Treatment of the underlying cause is required, if possible. If intubation is not indicated, the first line treatment for acute hypoxic respiratory therapy is high-flow nasal oxygen. The treatment of acute respiratory failure may involve medication such as bronchodilators (for airways disease), antibiotics (for infections), glucocorticoids (for numerous causes), diuretics (for pulmonary oedema), amongst others. Respiratory failure resulting from an overdose of opioids may be treated with the antidote naloxone. In contrast, most benzodiazepine overdose does not benefit from its antidote, flumazenil. Respiratory therapy/respiratory physiotherapy may be beneficial in some cases of respiratory failure.
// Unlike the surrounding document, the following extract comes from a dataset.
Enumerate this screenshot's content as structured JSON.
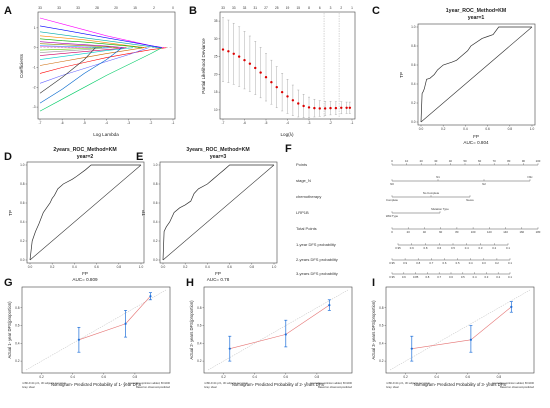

Type 1 respiratory failure may require oxygen therapy to achieve adequate oxygen saturation. Lack of oxygen response may indicate other modalities such as heated humidified high-flow therapy, continuous positive airway pressure or (if severe) endotracheal intubation and mechanical ventilation. .

Type 2 respiratory failure often requires non-invasive ventilation (NIV) unless medical therapy can improve the situation. Mechanical ventilation is sometimes indicated immediately or otherwise if NIV fails. Respiratory stimulants such as doxapram are now rarely used.

There is tentative evidence that in those with respiratory failure identified before arrival in hospital, continuous positive airway pressure can be helpful when started before conveying to hospital.

== Prognosis ==
Prognosis is highly variable and dependent on etiology and availability of appropriate treatment and management. One of three hospitalized cases of acute respiratory failure is fatal.